Frage: Sehen Sie bei der Arbeitsministerin Andrea Nahles (SPD) und in der Sozialdemokratie irgendeine Bewegung?
LINDNER: Nein, im Gegenteil. Die geplanten Einschränkungen bei Zeitarbeit und Werkverträgen zerstören weitere flexible Brücken für Schwächere in den Arbeitsmarkt. Also Geringqualifizierte mit Sprachdefiziten, die sich in unserer Arbeitswelt und Gesellschaftsordnung erst erproben müssen. Ich halte das für fatal. Man nimmt hin, dass Menschen auf Dauer auf Sozialleistungen angewiesen sind, anstatt selbst etwas beizutragen und damit auch ihren eigenen Alltag zu strukturieren. Ein Flüchtling hat mir gesagt, er könne gar nicht verstehen, dass er in Deutschland so viel Geld dafür bekomme, dass er nicht arbeiten darf.
Frage: Ist ein Einwanderungsgesetz notwendig?
LINDNER: Ja, es ist höchste Zeit. Die Konservativen haben sich den Debatten nicht gestellt, weil sie Angst vor Fremden hatten. Die linken Parteien haben sich gescheut, die Interessen Deutschlands und unsere legitimen Erwartungen an Zuwanderer zu beschreiben. Jetzt kann keiner mehr ausweichen. Wir müssen klar definieren und unterscheiden, wen wir aus humanitären Gründen aufnehmen und wen wir aus deutschem Eigeninteresse in unseren Arbeitsmarkt einladen. Bei Kriegsflüchtlingen sollte der Schutz nur vorübergehend sein. Nach der Stabilisierung der alten Heimat sollten die Menschen dorthin zum Wiederaufbau zurückkehren. Wer bei uns bleiben will, soll das dürfen, wenn er den Kriterien hinsichtlich Integrationsbereitschaft und Qualifikation genügt.

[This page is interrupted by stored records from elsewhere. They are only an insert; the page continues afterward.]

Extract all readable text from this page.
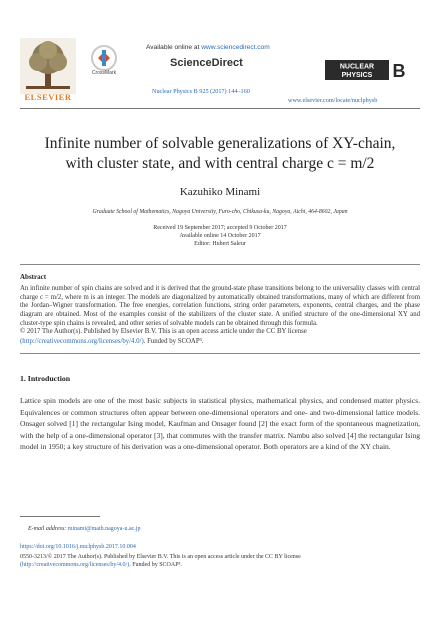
ELSEVIER
CrossMark
Available online at www.sciencedirect.com
ScienceDirect
Nuclear Physics B 925 (2017) 144–160
NUCLEAR
PHYSICS B
www.elsevier.com/locate/nuclphysb
Infinite number of solvable generalizations of XY-chain,
with cluster state, and with central charge c = m/2
Kazuhiko Minami
Graduate School of Mathematics, Nagoya University, Furo-cho, Chikusa-ku, Nagoya, Aichi, 464-8602, Japan
Received 19 September 2017; accepted 9 October 2017
Available online 14 October 2017
Editor: Hubert Saleur
Abstract
An infinite number of spin chains are solved and it is derived that the ground-state phase transitions belong to the universality classes with central charge c = m/2, where m is an integer. The models are diagonalized by automatically obtained transformations, many of which are different from the Jordan–Wigner transformation. The free energies, correlation functions, string order parameters, exponents, central charges, and the phase diagram are obtained. Most of the examples consist of the stabilizers of the cluster state. A unified structure of the one-dimensional XY and cluster-type spin chains is revealed, and other series of solvable models can be obtained through this formula.
© 2017 The Author(s). Published by Elsevier B.V. This is an open access article under the CC BY license
(http://creativecommons.org/licenses/by/4.0/). Funded by SCOAP³.
1. Introduction
Lattice spin models are one of the most basic subjects in statistical physics, mathematical physics, and condensed matter physics. Equivalences or common structures often appear between one-dimensional operators and one- and two-dimensional lattice models. Onsager solved [1] the rectangular Ising model, Kaufman and Onsager found [2] the exact form of the spontaneous magnetization, with the help of a one-dimensional operator [3], that commutes with the transfer matrix. Nambu also solved [4] the rectangular Ising model in 1950; a key structure of his derivation was a one-dimensional operator. Both operators are a kind of the XY chain.
E-mail address: minami@math.nagoya-u.ac.jp
https://doi.org/10.1016/j.nuclphysb.2017.10.004
0550-3213/© 2017 The Author(s). Published by Elsevier B.V. This is an open access article under the CC BY license
(http://creativecommons.org/licenses/by/4.0/). Funded by SCOAP³.
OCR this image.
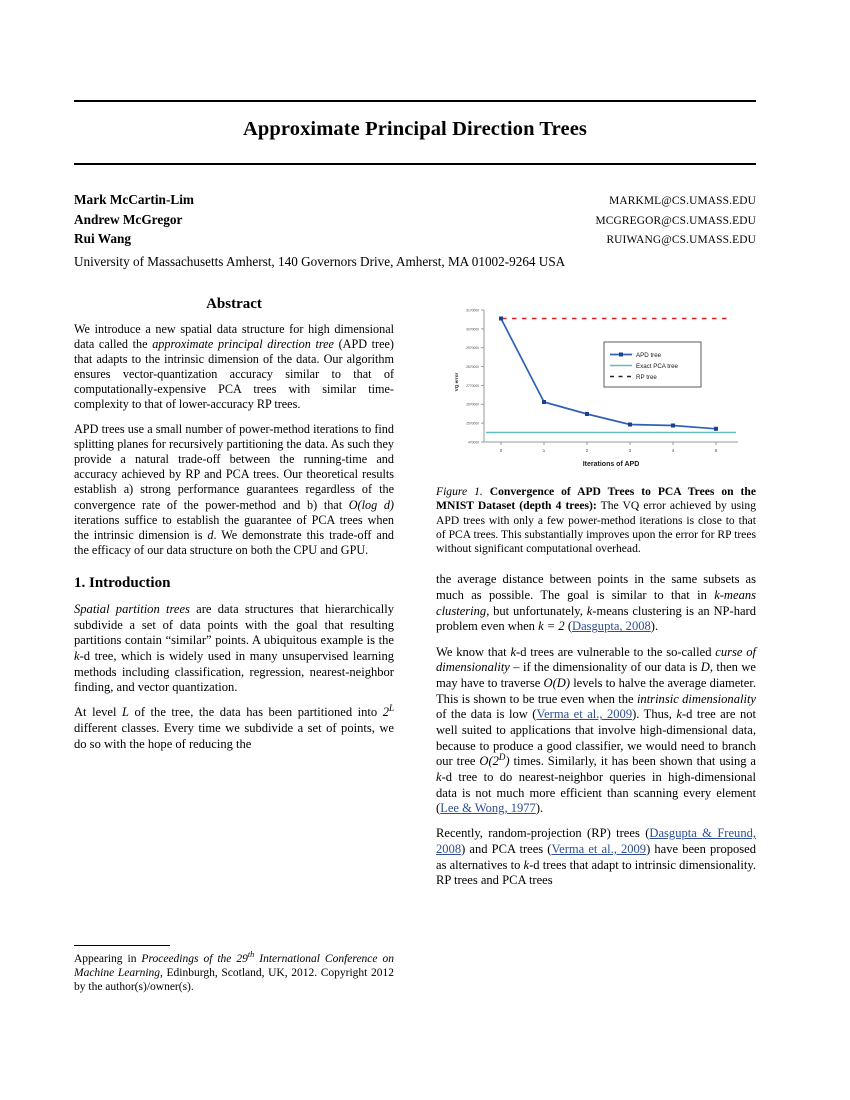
Approximate Principal Direction Trees
Mark McCartin-Lim	MARKML@CS.UMASS.EDU
Andrew McGregor	MCGREGOR@CS.UMASS.EDU
Rui Wang	RUIWANG@CS.UMASS.EDU
University of Massachusetts Amherst, 140 Governors Drive, Amherst, MA 01002-9264 USA
Abstract

We introduce a new spatial data structure for high dimensional data called the approximate principal direction tree (APD tree) that adapts to the intrinsic dimension of the data. Our algorithm ensures vector-quantization accuracy similar to that of computationally-expensive PCA trees with similar time-complexity to that of lower-accuracy RP trees.

APD trees use a small number of power-method iterations to find splitting planes for recursively partitioning the data. As such they provide a natural trade-off between the running-time and accuracy achieved by RP and PCA trees. Our theoretical results establish a) strong performance guarantees regardless of the convergence rate of the power-method and b) that O(log d) iterations suffice to establish the guarantee of PCA trees when the intrinsic dimension is d. We demonstrate this trade-off and the efficacy of our data structure on both the CPU and GPU.

1. Introduction

Spatial partition trees are data structures that hierarchically subdivide a set of data points with the goal that resulting partitions contain “similar” points. A ubiquitous example is the k-d tree, which is widely used in many unsupervised learning methods including classification, regression, nearest-neighbor finding, and vector quantization.

At level L of the tree, the data has been partitioned into $2^L$ different classes. Every time we subdivide a set of points, we do so with the hope of reducing the

Appearing in Proceedings of the 29th International Conference on Machine Learning, Edinburgh, Scotland, UK, 2012. Copyright 2012 by the author(s)/owner(s).

3170000
3070000
2970000
2870000
2770000
2670000
2570000
470000
VQ error
0	1	2	3	4	5
Iterations of APD
APD tree
Exact PCA tree
RP tree

Figure 1. Convergence of APD Trees to PCA Trees on the MNIST Dataset (depth 4 trees): The VQ error achieved by using APD trees with only a few power-method iterations is close to that of PCA trees. This substantially improves upon the error for RP trees without significant computational overhead.

the average distance between points in the same subsets as much as possible. The goal is similar to that in k-means clustering, but unfortunately, k-means clustering is an NP-hard problem even when k = 2 (Dasgupta, 2008).

We know that k-d trees are vulnerable to the so-called curse of dimensionality – if the dimensionality of our data is D, then we may have to traverse O(D) levels to halve the average diameter. This is shown to be true even when the intrinsic dimensionality of the data is low (Verma et al., 2009). Thus, k-d tree are not well suited to applications that involve high-dimensional data, because to produce a good classifier, we would need to branch our tree $O(2^D)$ times. Similarly, it has been shown that using a k-d tree to do nearest-neighbor queries in high-dimensional data is not much more efficient than scanning every element (Lee & Wong, 1977).

Recently, random-projection (RP) trees (Dasgupta & Freund, 2008) and PCA trees (Verma et al., 2009) have been proposed as alternatives to k-d trees that adapt to intrinsic dimensionality. RP trees and PCA trees
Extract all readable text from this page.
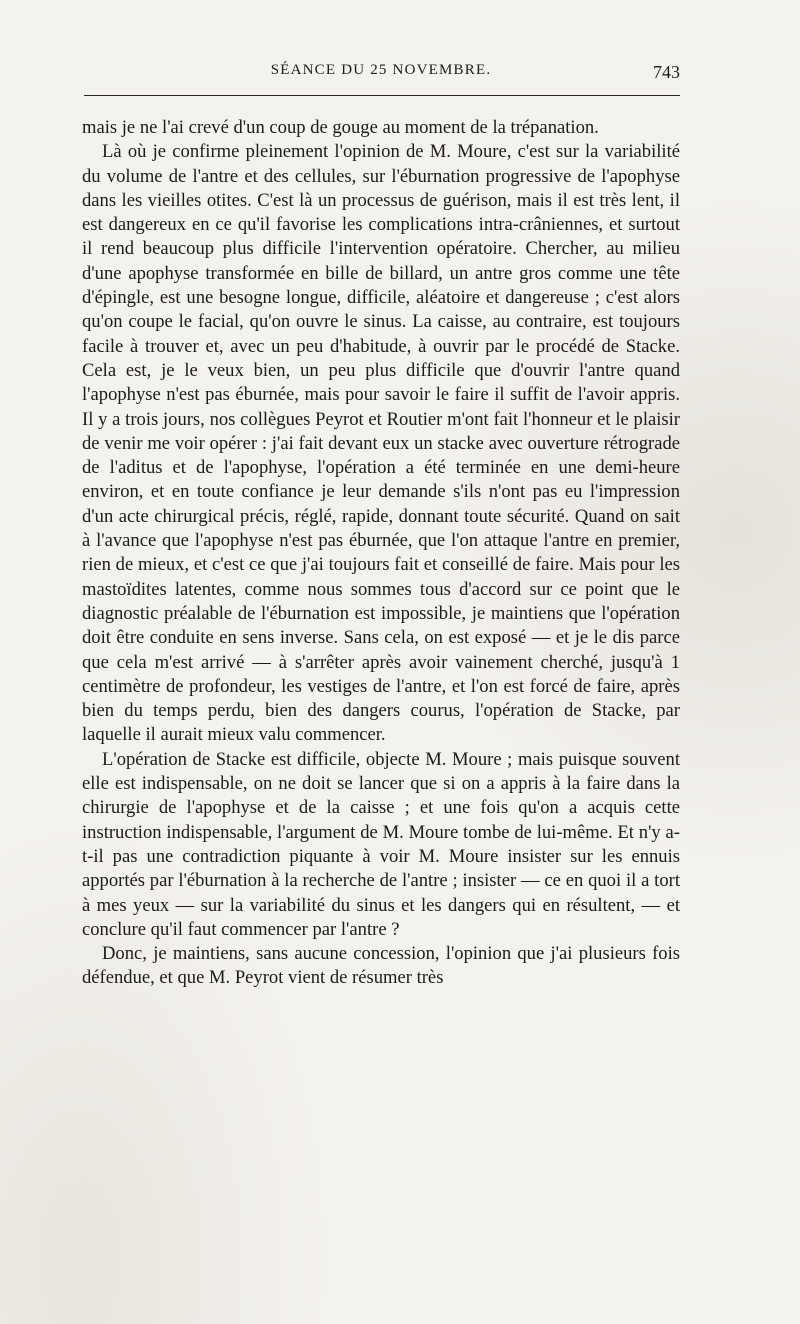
SÉANCE DU 25 NOVEMBRE.	743

mais je ne l'ai crevé d'un coup de gouge au moment de la trépanation.

Là où je confirme pleinement l'opinion de M. Moure, c'est sur la variabilité du volume de l'antre et des cellules, sur l'éburnation progressive de l'apophyse dans les vieilles otites. C'est là un processus de guérison, mais il est très lent, il est dangereux en ce qu'il favorise les complications intra-crâniennes, et surtout il rend beaucoup plus difficile l'intervention opératoire. Chercher, au milieu d'une apophyse transformée en bille de billard, un antre gros comme une tête d'épingle, est une besogne longue, difficile, aléatoire et dangereuse ; c'est alors qu'on coupe le facial, qu'on ouvre le sinus. La caisse, au contraire, est toujours facile à trouver et, avec un peu d'habitude, à ouvrir par le procédé de Stacke. Cela est, je le veux bien, un peu plus difficile que d'ouvrir l'antre quand l'apophyse n'est pas éburnée, mais pour savoir le faire il suffit de l'avoir appris. Il y a trois jours, nos collègues Peyrot et Routier m'ont fait l'honneur et le plaisir de venir me voir opérer : j'ai fait devant eux un stacke avec ouverture rétrograde de l'aditus et de l'apophyse, l'opération a été terminée en une demi-heure environ, et en toute confiance je leur demande s'ils n'ont pas eu l'impression d'un acte chirurgical précis, réglé, rapide, donnant toute sécurité. Quand on sait à l'avance que l'apophyse n'est pas éburnée, que l'on attaque l'antre en premier, rien de mieux, et c'est ce que j'ai toujours fait et conseillé de faire. Mais pour les mastoïdites latentes, comme nous sommes tous d'accord sur ce point que le diagnostic préalable de l'éburnation est impossible, je maintiens que l'opération doit être conduite en sens inverse. Sans cela, on est exposé — et je le dis parce que cela m'est arrivé — à s'arrêter après avoir vainement cherché, jusqu'à 1 centimètre de profondeur, les vestiges de l'antre, et l'on est forcé de faire, après bien du temps perdu, bien des dangers courus, l'opération de Stacke, par laquelle il aurait mieux valu commencer.

L'opération de Stacke est difficile, objecte M. Moure ; mais puisque souvent elle est indispensable, on ne doit se lancer que si on a appris à la faire dans la chirurgie de l'apophyse et de la caisse ; et une fois qu'on a acquis cette instruction indispensable, l'argument de M. Moure tombe de lui-même. Et n'y a-t-il pas une contradiction piquante à voir M. Moure insister sur les ennuis apportés par l'éburnation à la recherche de l'antre ; insister — ce en quoi il a tort à mes yeux — sur la variabilité du sinus et les dangers qui en résultent, — et conclure qu'il faut commencer par l'antre ?

Donc, je maintiens, sans aucune concession, l'opinion que j'ai plusieurs fois défendue, et que M. Peyrot vient de résumer très
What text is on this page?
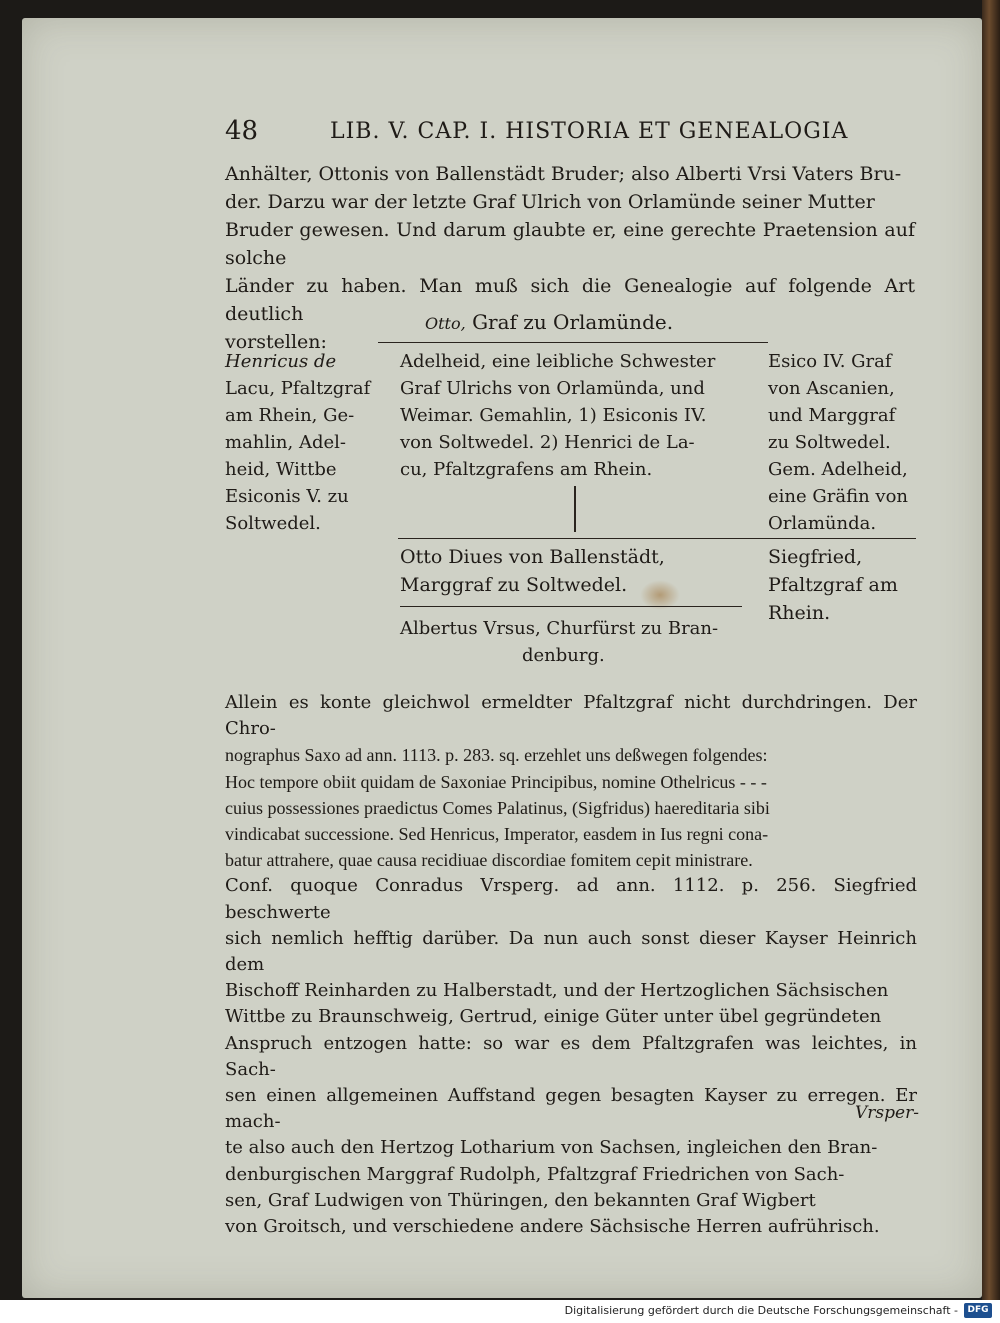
48	LIB. V. CAP. I. HISTORIA ET GENEALOGIA

Anhälter, Ottonis von Ballenstädt Bruder; also Alberti Vrsi Vaters Bru-

der. Darzu war der letzte Graf Ulrich von Orlamünde seiner Mutter

Bruder gewesen. Und darum glaubte er, eine gerechte Praetension auf solche

Länder zu haben. Man muß sich die Genealogie auf folgende Art deutlich

vorstellen:

Otto, Graf zu Orlamünde.
Henricus de
Lacu, Pfaltzgraf
am Rhein, Ge-
mahlin, Adel-
heid, Wittbe
Esiconis V. zu
Soltwedel.
Adelheid, eine leibliche Schwester
Graf Ulrichs von Orlamünda, und
Weimar. Gemahlin, 1) Esiconis IV.
von Soltwedel. 2) Henrici de La-
cu, Pfaltzgrafens am Rhein.
Esico IV. Graf
von Ascanien,
und Marggraf
zu Soltwedel.
Gem. Adelheid,
eine Gräfin von
Orlamünda.
Otto Diues von Ballenstädt,
Marggraf zu Soltwedel.
Siegfried,
Pfaltzgraf am
Rhein.
Albertus Vrsus, Churfürst zu Bran-
denburg.
Allein es konte gleichwol ermeldter Pfaltzgraf nicht durchdringen. Der Chro-
nographus Saxo ad ann. 1113. p. 283. sq. erzehlet uns deßwegen folgendes:
Hoc tempore obiit quidam de Saxoniae Principibus, nomine Othelricus - - -
cuius possessiones praedictus Comes Palatinus, (Sigfridus) haereditaria sibi
vindicabat successione. Sed Henricus, Imperator, easdem in Ius regni cona-
batur attrahere, quae causa recidiuae discordiae fomitem cepit ministrare.
Conf. quoque Conradus Vrsperg. ad ann. 1112. p. 256. Siegfried beschwerte
sich nemlich hefftig darüber. Da nun auch sonst dieser Kayser Heinrich dem
Bischoff Reinharden zu Halberstadt, und der Hertzoglichen Sächsischen
Wittbe zu Braunschweig, Gertrud, einige Güter unter übel gegründeten
Anspruch entzogen hatte: so war es dem Pfaltzgrafen was leichtes, in Sach-
sen einen allgemeinen Auffstand gegen besagten Kayser zu erregen. Er mach-
te also auch den Hertzog Lotharium von Sachsen, ingleichen den Bran-
denburgischen Marggraf Rudolph, Pfaltzgraf Friedrichen von Sach-
sen, Graf Ludwigen von Thüringen, den bekannten Graf Wigbert
von Groitsch, und verschiedene andere Sächsische Herren aufrührisch.
Vrsper-
Digitalisierung gefördert durch die Deutsche Forschungsgemeinschaft -	DFG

Frage: In den Debatten, Kommentarspalten und auch familiären Runden wird der Umgangston rauer. Geraten da zivilisatorische Standards in Gefahr, die uns über 70 Jahre in der Bonner und dann Berliner Republik ausgezeichnet haben?
LINDNER: Nicht in der ganzen Bevölkerung, aber in einem Teil der Bevölkerung gibt es diese Verrohung. Bei aller Kritik an der Bundesregierung, die ich ja auch teile und äußere: Gewählten Volksvertretern ihre Legitimität abzusprechen, sie gar zu Volksverrätern zu erklären, zerstört die innere Liberalität und den gesellschaftlichen Frieden in Deutschland. Wer das tut, ist kein Verteidiger, sondern ein Feind unserer freiheitlichen Lebensweise. Wir alle ziehen unsere Lebensqualität doch daraus, dass wir ein Land sind, in dem man frei im öffentlichen Raum sprechen kann, aber in dem nicht permanent der verbale Tabubruch zelebriert wird. Respekt vor dem anderen, auch wenn er eine andere Meinung hat, ist der Kitt, der unsere Gesellschaft zusammenhält.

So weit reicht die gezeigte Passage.